Figure centrale de la vie politique française depuis 2017, Emmanuel Macron a régulièrement évoqué son rapport au vin lors d’interviews ou de déplacements liés au monde viticole. Héritier d’une tradition familiale où cette boisson occupait une place importante, le président a souvent défendu une consommation qu’il présente comme culturelle et modérée. Une vision qu’il exposait notamment lors de sa première campagne présidentielle :
« J’ai été élevé par mes grands-parents qui avaient cette formule : “Le vin rouge est un antioxydant”. Il n’y avait pas de caractère culpabilisant. Un repas sans alcool, c’est un peu triste. Le vin égaye un repas. C’est la possibilité de découvrir de nouveaux arômes, de nouvelles sensations. Évidemment, il faut le faire avec modération. Mais cela participe de notre civilisation. »
Mais quelques années plus tard, une autre déclaration du président a davantage fait réagir. Emmanuel Macron avait en effet indiqué consommer du vin « tous les jours, midi et soir », une habitude jugée problématique par certains spécialistes de santé publique.
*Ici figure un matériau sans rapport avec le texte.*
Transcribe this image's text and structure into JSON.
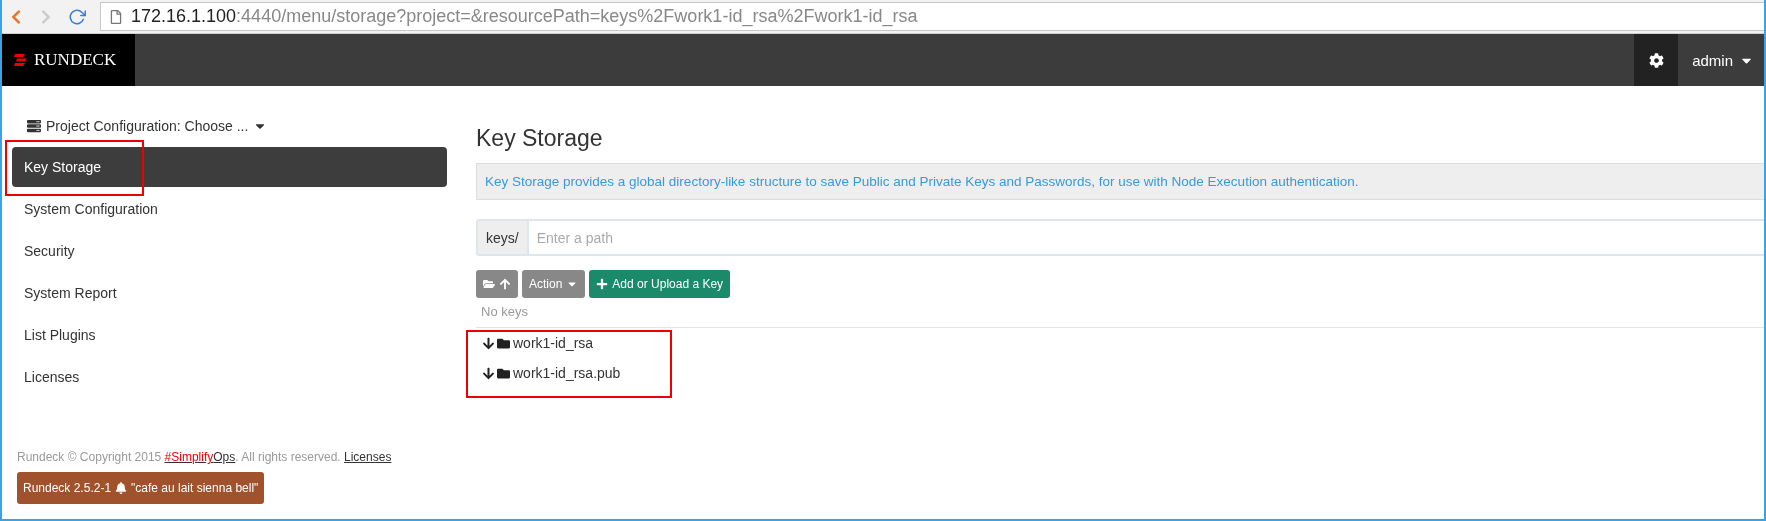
{
  "browser": {
    "url_host": "172.16.1.100",
    "url_rest": ":4440/menu/storage?project=&resourcePath=keys%2Fwork1-id_rsa%2Fwork1-id_rsa"
  },
  "navbar": {
    "brand": "RUNDECK",
    "user": "admin"
  },
  "sidebar": {
    "project_menu": "Project Configuration: Choose ...",
    "items": [
      {
        "label": "Key Storage",
        "selected": true,
        "highlighted": true
      },
      {
        "label": "System Configuration",
        "selected": false,
        "highlighted": false
      },
      {
        "label": "Security",
        "selected": false,
        "highlighted": false
      },
      {
        "label": "System Report",
        "selected": false,
        "highlighted": false
      },
      {
        "label": "List Plugins",
        "selected": false,
        "highlighted": false
      },
      {
        "label": "Licenses",
        "selected": false,
        "highlighted": false
      }
    ]
  },
  "footer": {
    "copyright": "Rundeck © Copyright 2015 ",
    "link_accent": "#Simplify",
    "link_rest": "Ops",
    "rights": ". All rights reserved. ",
    "licenses_link": "Licenses",
    "version_badge": "Rundeck 2.5.2-1",
    "release_name": "\"cafe au lait sienna bell\""
  },
  "main": {
    "title": "Key Storage",
    "description": "Key Storage provides a global directory-like structure to save Public and Private Keys and Passwords, for use with Node Execution authentication.",
    "path_prefix": "keys/",
    "path_placeholder": "Enter a path",
    "action_button": "Action",
    "add_button": "Add or Upload a Key",
    "empty_text": "No keys",
    "keys_highlighted": true,
    "keys": [
      {
        "name": "work1-id_rsa"
      },
      {
        "name": "work1-id_rsa.pub"
      }
    ]
  }
}
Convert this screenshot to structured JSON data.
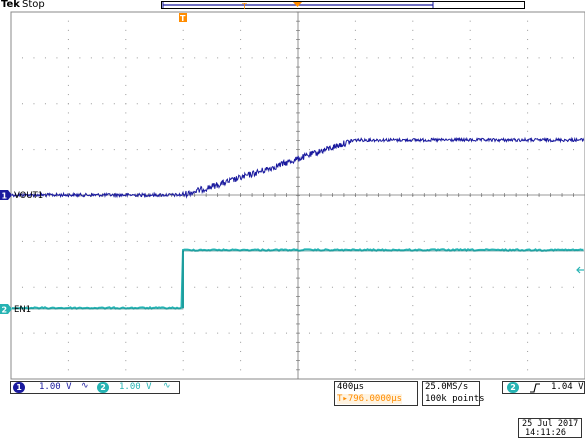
{
  "header": {
    "brand": "Tek",
    "state": "Stop"
  },
  "channels": [
    {
      "id": "1",
      "label": "VOUT1",
      "scale": "1.00 V",
      "color": "#1a1a9e"
    },
    {
      "id": "2",
      "label": "EN1",
      "scale": "1.00 V",
      "color": "#26b3b3"
    }
  ],
  "trigger_marker": "T",
  "trace_colors": {
    "vout": "#1a1a9e",
    "en": "#26b3b3",
    "trigger": "#ff8c00"
  },
  "timebase": {
    "scale": "400µs",
    "position": "796.0000µs",
    "position_prefix": "T▸"
  },
  "acquisition": {
    "rate": "25.0MS/s",
    "points": "100k points"
  },
  "trigger": {
    "channel": "2",
    "slope_icon": "rising-edge",
    "level": "1.04 V"
  },
  "timestamp": {
    "date": "25 Jul 2017",
    "time": "14:11:26"
  }
}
Parmi eux, l’épidémiologiste Catherine Hill s’était montrée particulièrement critique à l’égard du chef de l’État. Interrogée sur cette consommation en 2018, elle estimait que celle-ci dépassait les recommandations sanitaires. La spécialiste déclarait ainsi :
« Il est dans la moyenne, c’est un peu trop. Les lobbys lui ont dit que cela protégeait des maladies cardiovasculaires, mais le bilan global, ce n’est pas du tout ça. Ses informations sont périmées, datées et viennent de l’industrie. Emmanuel Macron est mal informé et il boit trop. »
Au-delà du cas du président, Catherine Hill élargissait son analyse aux habitudes de consommation des Français, qu’elle jugeait globalement excessives malgré les campagnes de prévention. Toujours sur ce sujet, elle expliquait :
« Les Français boivent trop, il n’y a pas de doute là-dessus ! Si on prend tout ce qui est mis sur le marché, vins, bières, spiritueux, et qu’on répartit uniformément sur toute la population de 15 ans et plus, on arrive à 2,6 verres par jour. Un verre, c’est 10 grammes d’alcool, c’est ce qu’on vous sert dans un bistrot. 2,6 verres par jour, cela fait beaucoup plus que les dix verres par semaine que l’on recommande de ne pas dépasser. »
Si Emmanuel Macron continue de défendre un rapport culturel au vin, ses déclarations sur sa consommation personnelle alimentent régulièrement les discussions. Entre tradition française, santé publique et exemplarité attendue d’un président de la République, le sujet reste particulièrement sensible et continue de faire débat.